Uzman raporunun yanlış olduğunu öne süren Fırat Sarı, "Bir raporla ateşe atıldık. 10 hastane kapatıldı, binlerce insan işsiz kaldı. Uzman raporu kötü niyetli, agresif yazılmış. Meslek hayatım boyunca 15-20 bin yenidoğan yoğun bakım hastasına baktıM. Benim ölüm oranım Türkiye ortalamasının altında. Benim sağlıklı taburcu ettiğim hastalar bile şimdi beni şikayet ediyor. Ultrason baktırıyor 'Acaba böbreğimi mi çaldı' diye.
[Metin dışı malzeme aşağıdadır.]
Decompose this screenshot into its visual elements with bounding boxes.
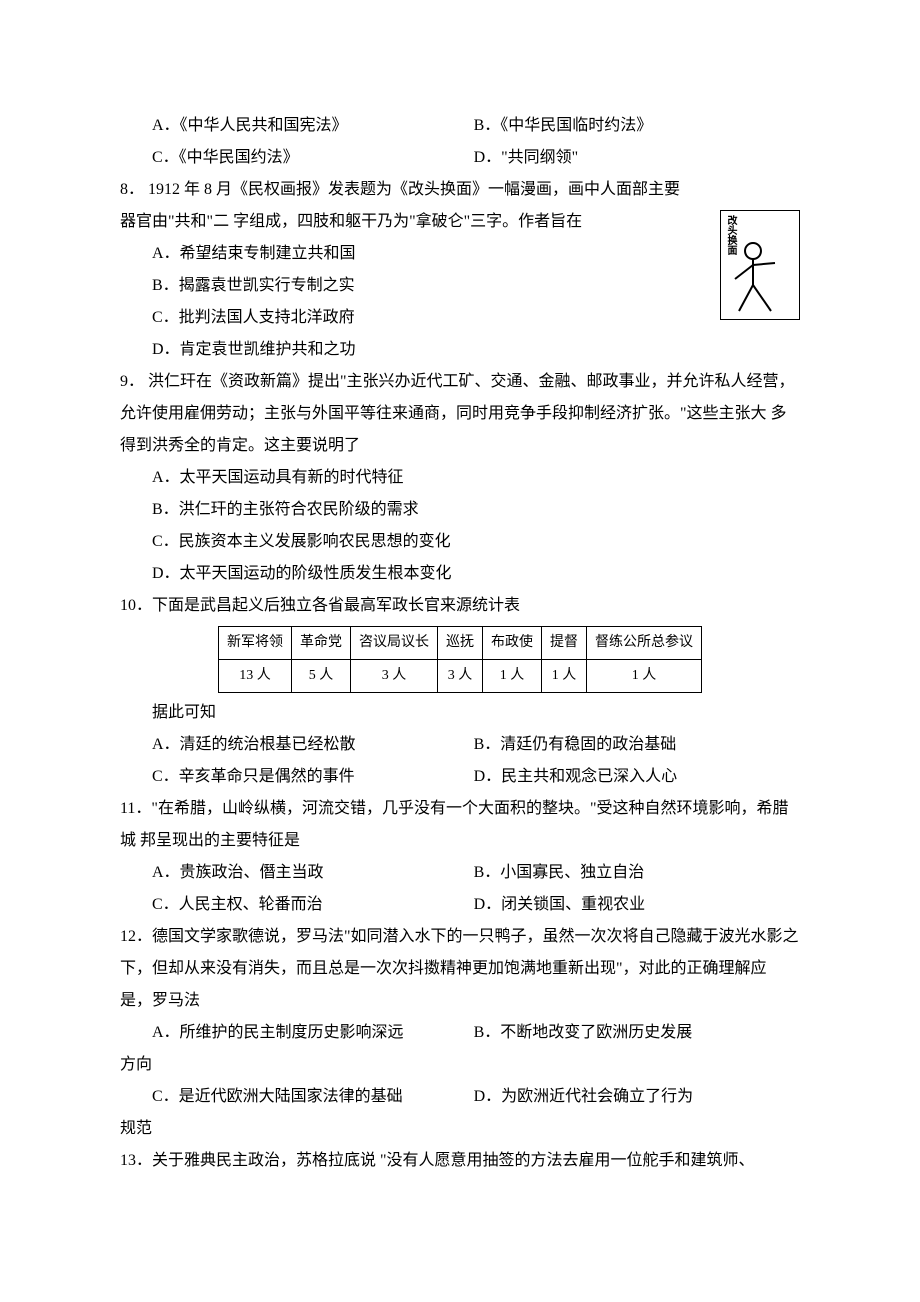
q11-stem: 11．"在希腊，山岭纵横，河流交错，几乎没有一个大面积的整块。"受这种自然环境影… (120, 793, 800, 857)
q10-after: 据此可知 (120, 697, 800, 729)
th-3: 巡抚 (438, 627, 483, 660)
th-5: 提督 (542, 627, 587, 660)
table-header-row: 新军将领 革命党 咨议局议长 巡抚 布政使 提督 督练公所总参议 (219, 627, 702, 660)
q10-options-row1: A．清廷的统治根基已经松散 B．清廷仍有稳固的政治基础 (120, 729, 800, 761)
q12-opt-a: A．所维护的民主制度历史影响深远 (152, 1024, 404, 1041)
q7-opt-b: B．《中华民国临时约法》 (474, 117, 653, 134)
q12-opt-d-pre: D．为欧洲近代社会确立了行为 (474, 1088, 694, 1105)
q8-opt-c: C．批判法国人支持北洋政府 (120, 302, 800, 334)
q11-opt-d: D．闭关锁国、重视农业 (474, 896, 646, 913)
td-6: 1 人 (587, 660, 702, 693)
th-2: 咨议局议长 (351, 627, 438, 660)
q10-opt-c: C．辛亥革命只是偶然的事件 (152, 768, 355, 785)
q10-opt-d: D．民主共和观念已深入人心 (474, 768, 678, 785)
q7-opt-d: D．"共同纲领" (474, 149, 579, 166)
q12-opt-b-tail: 方向 (120, 1049, 800, 1081)
q12-opt-c: C．是近代欧洲大陆国家法律的基础 (152, 1088, 403, 1105)
table-data-row: 13 人 5 人 3 人 3 人 1 人 1 人 1 人 (219, 660, 702, 693)
cartoon-figure-icon (729, 241, 793, 315)
th-4: 布政使 (483, 627, 542, 660)
q10-opt-a: A．清廷的统治根基已经松散 (152, 736, 356, 753)
q11-options-row1: A．贵族政治、僭主当政 B．小国寡民、独立自治 (120, 857, 800, 889)
q10-opt-b: B．清廷仍有稳固的政治基础 (474, 736, 677, 753)
td-2: 3 人 (351, 660, 438, 693)
q7-options-row1: A．《中华人民共和国宪法》 B．《中华民国临时约法》 (120, 110, 800, 142)
q7-options-row2: C．《中华民国约法》 D．"共同纲领" (120, 142, 800, 174)
th-0: 新军将领 (219, 627, 292, 660)
q11-options-row2: C．人民主权、轮番而治 D．闭关锁国、重视农业 (120, 889, 800, 921)
q9-opt-b: B．洪仁玕的主张符合农民阶级的需求 (120, 494, 800, 526)
q12-stem: 12．德国文学家歌德说，罗马法"如同潜入水下的一只鸭子，虽然一次次将自己隐藏于波… (120, 921, 800, 1017)
q10-stem: 10．下面是武昌起义后独立各省最高军政长官来源统计表 (120, 590, 800, 622)
q8-opt-a: A．希望结束专制建立共和国 (120, 238, 800, 270)
q11-opt-b: B．小国寡民、独立自治 (474, 864, 645, 881)
th-1: 革命党 (292, 627, 351, 660)
q12-options-row2: C．是近代欧洲大陆国家法律的基础 D．为欧洲近代社会确立了行为 (120, 1081, 800, 1113)
q11-opt-a: A．贵族政治、僭主当政 (152, 864, 324, 881)
q9-opt-a: A．太平天国运动具有新的时代特征 (120, 462, 800, 494)
th-6: 督练公所总参议 (587, 627, 702, 660)
td-0: 13 人 (219, 660, 292, 693)
q9-opt-c: C．民族资本主义发展影响农民思想的变化 (120, 526, 800, 558)
q9-opt-d: D．太平天国运动的阶级性质发生根本变化 (120, 558, 800, 590)
q12-opt-d-tail: 规范 (120, 1113, 800, 1145)
q10-options-row2: C．辛亥革命只是偶然的事件 D．民主共和观念已深入人心 (120, 761, 800, 793)
q8-stem-line2: 器官由"共和"二 字组成，四肢和躯干乃为"拿破仑"三字。作者旨在 (120, 206, 800, 238)
q9-stem: 9． 洪仁玕在《资政新篇》提出"主张兴办近代工矿、交通、金融、邮政事业，并允许私… (120, 366, 800, 462)
td-3: 3 人 (438, 660, 483, 693)
q10-table: 新军将领 革命党 咨议局议长 巡抚 布政使 提督 督练公所总参议 13 人 5 … (218, 626, 702, 693)
q8-opt-d: D．肯定袁世凯维护共和之功 (120, 334, 800, 366)
td-5: 1 人 (542, 660, 587, 693)
q8-opt-b: B．揭露袁世凯实行专制之实 (120, 270, 800, 302)
td-1: 5 人 (292, 660, 351, 693)
q10-table-wrap: 新军将领 革命党 咨议局议长 巡抚 布政使 提督 督练公所总参议 13 人 5 … (120, 626, 800, 693)
exam-page: A．《中华人民共和国宪法》 B．《中华民国临时约法》 C．《中华民国约法》 D．… (0, 0, 920, 1302)
q8-cartoon-box: 改头换面 (720, 210, 800, 320)
q7-opt-a: A．《中华人民共和国宪法》 (152, 117, 348, 134)
q12-opt-b-pre: B．不断地改变了欧洲历史发展 (474, 1024, 693, 1041)
q7-opt-c: C．《中华民国约法》 (152, 149, 299, 166)
q12-options-row1: A．所维护的民主制度历史影响深远 B．不断地改变了欧洲历史发展 (120, 1017, 800, 1049)
td-4: 1 人 (483, 660, 542, 693)
q8-stem-line1: 8． 1912 年 8 月《民权画报》发表题为《改头换面》一幅漫画，画中人面部主… (120, 174, 800, 206)
q11-opt-c: C．人民主权、轮番而治 (152, 896, 323, 913)
q13-stem: 13．关于雅典民主政治，苏格拉底说 "没有人愿意用抽签的方法去雇用一位舵手和建筑… (120, 1145, 800, 1177)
Ya Türkiye'de yenidoğan organ nakli yapılıyor mu? Malpraktisten suçlanıyorum. Görmediğim bakmadığım bebeklerin ölümünden yargılanıyorum" diyerek kendini savundu.
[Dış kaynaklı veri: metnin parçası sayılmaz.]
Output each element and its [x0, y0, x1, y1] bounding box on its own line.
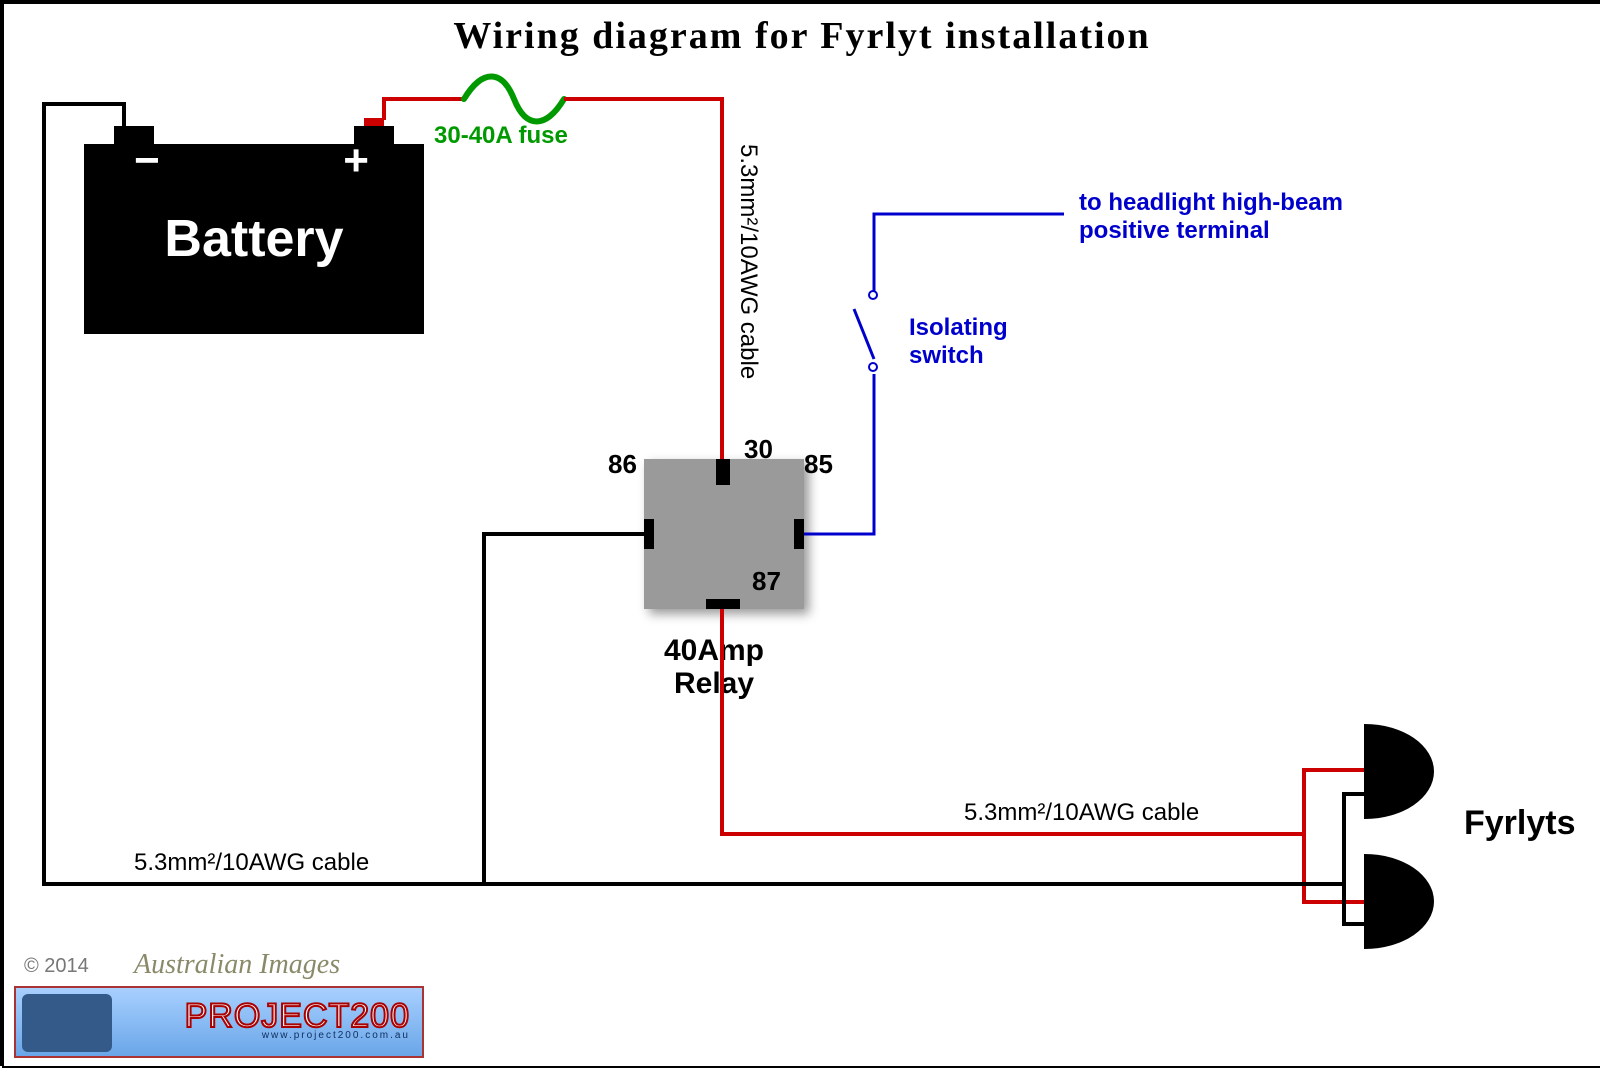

Malpraktis: Bilgisizlik, tecrübesizlik ya da hekimin hatasından dolayı hastanın zarar görmesi.

''RÜŞVET VEREREK HASTA ALMADIK''

112 Çağrı Merkesi'nde çalışan kişilerle ortak hareket ettikleri suçlamasını reddeden Fırat Sarı, şunları kaydetti;

"112 sevk zincirini bozarak, rüşvet vererek asla hasta almadık. Her hastaneye eşit gönderiyorlar." 
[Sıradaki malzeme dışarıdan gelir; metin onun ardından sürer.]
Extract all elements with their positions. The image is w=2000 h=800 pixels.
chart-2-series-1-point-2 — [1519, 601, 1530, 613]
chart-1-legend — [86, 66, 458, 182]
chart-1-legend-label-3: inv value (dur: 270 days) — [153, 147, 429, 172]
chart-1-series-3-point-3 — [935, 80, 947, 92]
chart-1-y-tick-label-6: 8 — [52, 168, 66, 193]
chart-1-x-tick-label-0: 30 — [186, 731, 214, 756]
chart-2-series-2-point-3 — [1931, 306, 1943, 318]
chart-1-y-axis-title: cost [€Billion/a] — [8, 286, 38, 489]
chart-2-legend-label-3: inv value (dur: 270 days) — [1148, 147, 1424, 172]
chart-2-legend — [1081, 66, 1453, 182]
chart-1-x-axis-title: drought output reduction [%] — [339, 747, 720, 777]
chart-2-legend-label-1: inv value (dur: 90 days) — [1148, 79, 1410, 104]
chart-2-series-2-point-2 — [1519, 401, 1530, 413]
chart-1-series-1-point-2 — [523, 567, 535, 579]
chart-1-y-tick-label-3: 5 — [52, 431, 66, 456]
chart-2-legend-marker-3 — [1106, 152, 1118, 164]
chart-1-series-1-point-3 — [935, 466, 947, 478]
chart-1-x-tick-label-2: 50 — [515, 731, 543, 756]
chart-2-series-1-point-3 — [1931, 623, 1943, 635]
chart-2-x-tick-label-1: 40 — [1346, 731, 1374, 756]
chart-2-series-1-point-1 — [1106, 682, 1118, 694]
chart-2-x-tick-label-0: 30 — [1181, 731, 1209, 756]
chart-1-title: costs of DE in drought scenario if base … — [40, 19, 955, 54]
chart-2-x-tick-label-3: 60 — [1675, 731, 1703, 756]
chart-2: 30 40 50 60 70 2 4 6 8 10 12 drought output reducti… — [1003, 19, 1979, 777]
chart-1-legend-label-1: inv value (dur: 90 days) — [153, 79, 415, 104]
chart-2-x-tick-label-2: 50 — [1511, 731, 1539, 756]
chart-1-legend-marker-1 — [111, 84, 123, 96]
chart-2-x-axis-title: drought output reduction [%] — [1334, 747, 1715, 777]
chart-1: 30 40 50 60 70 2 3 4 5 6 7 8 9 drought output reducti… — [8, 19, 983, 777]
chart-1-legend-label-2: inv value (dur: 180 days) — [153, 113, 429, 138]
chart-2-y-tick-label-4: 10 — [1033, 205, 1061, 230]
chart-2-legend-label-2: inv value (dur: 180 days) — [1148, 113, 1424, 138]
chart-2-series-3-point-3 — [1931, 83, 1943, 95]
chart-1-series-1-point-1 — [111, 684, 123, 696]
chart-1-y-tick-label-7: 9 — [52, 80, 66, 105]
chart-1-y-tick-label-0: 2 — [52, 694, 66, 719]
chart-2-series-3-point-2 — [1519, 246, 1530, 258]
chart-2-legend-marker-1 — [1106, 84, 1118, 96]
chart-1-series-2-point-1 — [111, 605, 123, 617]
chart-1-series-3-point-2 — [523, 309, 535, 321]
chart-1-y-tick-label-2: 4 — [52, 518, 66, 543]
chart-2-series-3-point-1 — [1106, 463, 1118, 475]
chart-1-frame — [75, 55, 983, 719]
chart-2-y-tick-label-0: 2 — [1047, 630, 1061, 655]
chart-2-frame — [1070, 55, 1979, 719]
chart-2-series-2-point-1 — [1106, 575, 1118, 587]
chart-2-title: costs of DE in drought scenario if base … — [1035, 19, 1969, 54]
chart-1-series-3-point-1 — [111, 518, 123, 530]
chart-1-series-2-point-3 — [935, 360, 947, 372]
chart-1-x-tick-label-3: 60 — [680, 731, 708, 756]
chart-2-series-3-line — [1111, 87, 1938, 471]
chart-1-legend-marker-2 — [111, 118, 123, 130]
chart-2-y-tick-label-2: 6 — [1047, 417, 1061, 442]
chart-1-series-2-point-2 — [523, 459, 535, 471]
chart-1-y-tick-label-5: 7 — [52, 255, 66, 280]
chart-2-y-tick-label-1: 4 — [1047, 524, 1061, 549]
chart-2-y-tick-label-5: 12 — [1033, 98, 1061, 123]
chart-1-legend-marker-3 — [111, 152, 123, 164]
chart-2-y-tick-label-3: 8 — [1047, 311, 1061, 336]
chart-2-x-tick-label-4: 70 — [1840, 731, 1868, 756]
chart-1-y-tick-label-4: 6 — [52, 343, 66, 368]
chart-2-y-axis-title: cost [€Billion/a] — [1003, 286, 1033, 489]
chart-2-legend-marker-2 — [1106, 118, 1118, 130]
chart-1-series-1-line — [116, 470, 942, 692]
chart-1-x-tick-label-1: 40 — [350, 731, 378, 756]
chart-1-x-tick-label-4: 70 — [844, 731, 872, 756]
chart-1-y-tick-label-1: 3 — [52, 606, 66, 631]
Şüphelilerin telefon konuşmalarını içeren tape kayıtlarına da itiraz eden Fırat Sarı, "Şimdi ben burada kamuya konuşurken filtreli dikkat ederek konuşurum ama özel hayatınızda güvendiğiniz insanlarla daha rahat konuşursunuz. Özel hayatta konuştuklarımız kamuya yansıtılıyor. Kesilerek veriliyor, tıbbi şeyler yanlış çevrilmiş. Tapede sanki iki kişinin konuşmasında sanki bebek kaldırımda yerde başında bir hemşire var. O bebekler hastanede, Kuvözde bir sürü insan çalışıyor. Bir sistem var. Sanki laçka işler oluyor gibi yansıtılmış tapelerde." dedi.

"BU YAPIYI BEN KEŞFETMEDİM, SEN GEL YAP DEDİLER"

Bu yapıyı keşfetmediğini, kendisine teklif geldiğini iddia eden Fırat Sarı, "112 nakil grubu çok yetersiz. Sevk süresi ortalama 4-6 saat. Yenidoğan için çok kritik süre. Usulsüz sevk dedikleri tıp merkezinden bebek aldım. Reyap Hastanesi'nde iyi çalıştım. Başka hastanelerden teklif aldım. Başka işletmecileri vardı. Bu yapıyı ben keşfetmedim. Sen gel yap dediler. İlker'le kafamız uyuştu o da benim gibi iyi çalışıyor. Zamanla işletme sayısı arttı ama bize hep teklif geldi. 112 dışı sevk dediğiniz tıp merkezlerinden hekimin bana güvenerek hastalarını bana gönderdiler. O dönem için ben para almadım. Güvendikleri için hızlı kabul ettiğm için. Ama sonra işletmeciler olunca hasta bulucular var bu sistem için. Onlarla anlaştık. Emrah diye bir arkadaş vardı başta. Onunla aramız bozulunca Mert ile anlaştık." dedi.

"HER ŞEYİ ANLATACAĞIM"

47 sanığın yargılandığı 'Yenidoğan Çetesi' davasında bugün 6. celse yapıldı. 'Yenidoğan Çetesi' lideri olmakla yargılanan doktor Fırat Sarı, saat: 10.00'da mahkeme heyetinin karşısına çıktı ve hesap vermeye başladı.

Fırat Sarı savunmasına "2 ay önce savcıyı tehdit mevzusu olunca avukatlarım ayrıldı, sonra memleketimden iki avukat geldi destek olmak için. Ama hazır olmadıklarını söylediler. Ben elimden geldiğince savunma yapmak istiyorum. Buraya gelmek istedim hayattan bir beklentim yok artık herşeyi anlatmak istiyorum." diyen Sarı savunmasına "insanlık onurum kalmadı. Strateji benimsemedim, dosyayı konuşmuyoruz. Her şeyi anlatıyorum" ifadelerini kullandı.